Truthfully, he was like an addict—always drawn to it and having to fight not to get involved and try to fix everything.
Plus, he couldn’t hug her. This was
Gabby
. There was something about her that held him back from the good-hearted teasing and flirting he did with Sierra, from the winks and smiles he gave the other women on staff at the hospital, from the hug he would have given any of them if they’d just watched their home burn down.
Gabby gave off this I’ve-got-it, I’m-good vibe.
But right now he couldn’t look away from her mouth.
There was something seriously wrong with him, he was sure. The poor woman had had possibly one of the worst nights of her life and yet he was staring at her mouth and thinking about the cock-sucking comment from the day before. He’d said it to shock her, he’d admit that. To see how she’d react. But he had no way expected her to respond with something even more graphic.
He couldn’t stop thinking about the suck-my-cock-until-I-come-so-hard-I-can’t-stand-up thing. And he couldn’t stop wondering just how much Gabby knew about cocks and all the related activities.
He’d never thought of her sexually before. Which was weird. She was a woman.
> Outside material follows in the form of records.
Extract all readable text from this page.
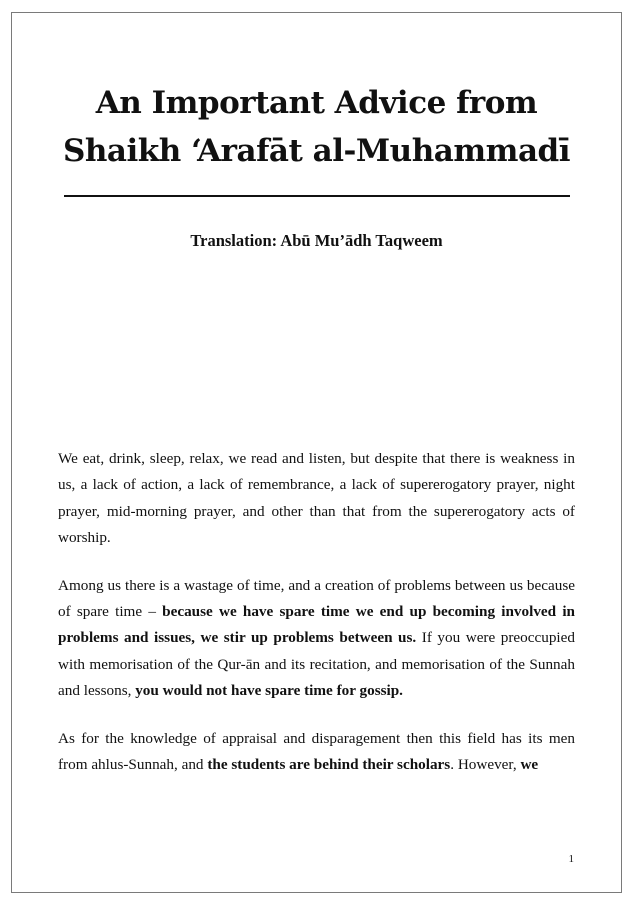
An Important Advice from
Shaikh ‘Arafāt al-Muhammadī
Translation: Abū Mu’ādh Taqweem

We eat, drink, sleep, relax, we read and listen, but despite that there is weakness in us, a lack of action, a lack of remembrance, a lack of supererogatory prayer, night prayer, mid-morning prayer, and other than that from the supererogatory acts of worship.

Among us there is a wastage of time, and a creation of problems between us because of spare time – because we have spare time we end up becoming involved in problems and issues, we stir up problems between us. If you were preoccupied with memorisation of the Qur-ān and its recitation, and memorisation of the Sunnah and lessons, you would not have spare time for gossip.

As for the knowledge of appraisal and disparagement then this field has its men from ahlus-Sunnah, and the students are behind their scholars. However, we

1
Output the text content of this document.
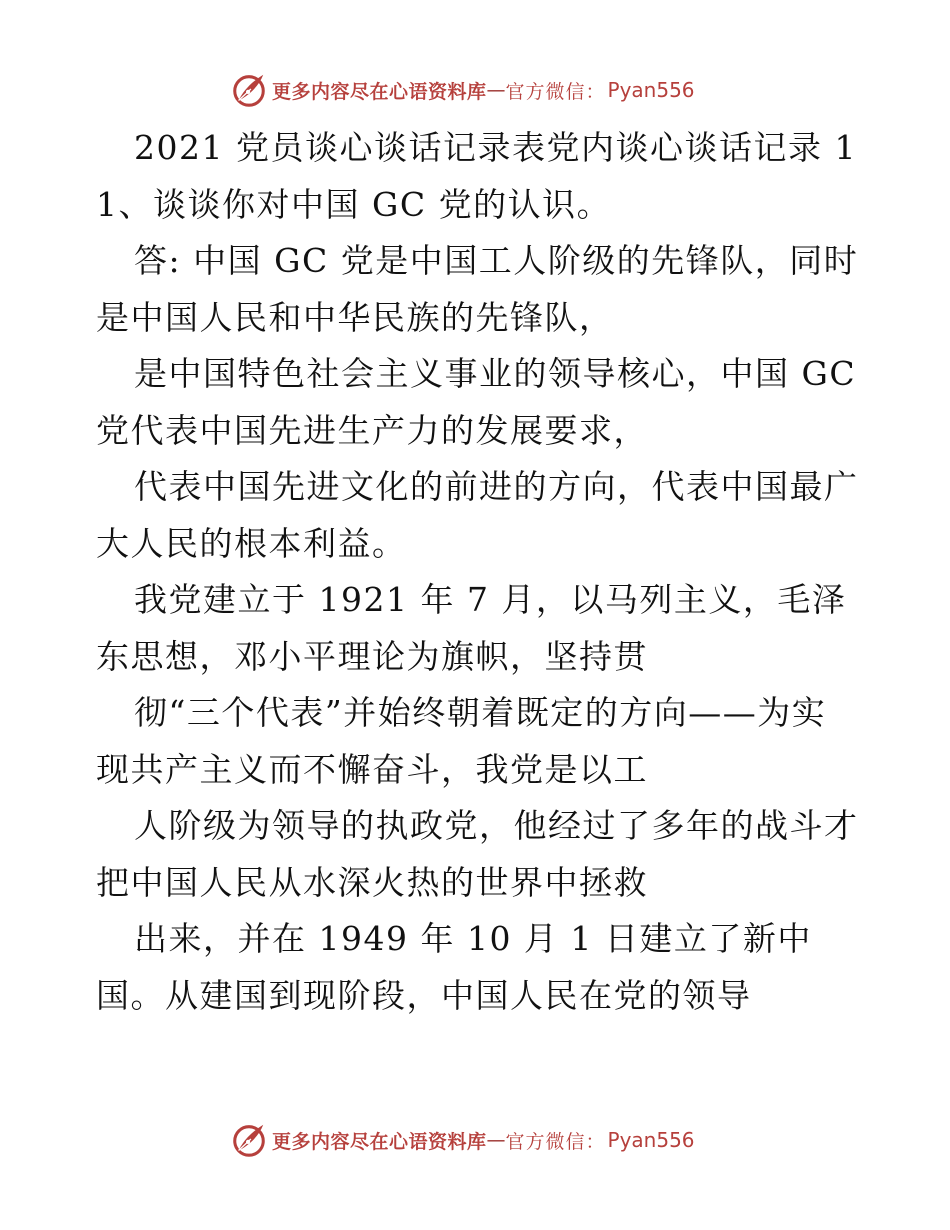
更多内容尽在心语资料库 — 官方微信： Pyan556
2021 党员谈心谈话记录表党内谈心谈话记录 1
1、谈谈你对中国 GC 党的认识。
答: 中国 GC 党是中国工人阶级的先锋队，同时
是中国人民和中华民族的先锋队，
是中国特色社会主义事业的领导核心，中国 GC
党代表中国先进生产力的发展要求，
代表中国先进文化的前进的方向，代表中国最广
大人民的根本利益。
我党建立于 1921 年 7 月，以马列主义，毛泽
东思想，邓小平理论为旗帜，坚持贯
彻“三个代表”并始终朝着既定的方向——为实
现共产主义而不懈奋斗，我党是以工
人阶级为领导的执政党，他经过了多年的战斗才
把中国人民从水深火热的世界中拯救
出来，并在 1949 年 10 月 1 日建立了新中
国。从建国到现阶段，中国人民在党的领导
更多内容尽在心语资料库 — 官方微信： Pyan556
But she definitely gave no signs that she thought of him as anything more than a coworker and friend. He liked women who were interested. Who were very obviously interested. He’d had plenty of experience with reading female signals wrong—and the consequences of that. He liked the safe route now. The route where the women gave him big goo-goo eyes and flirted outrageously and whispered naughty things in his ear.
The route where he knew what they wanted and that he could deliver.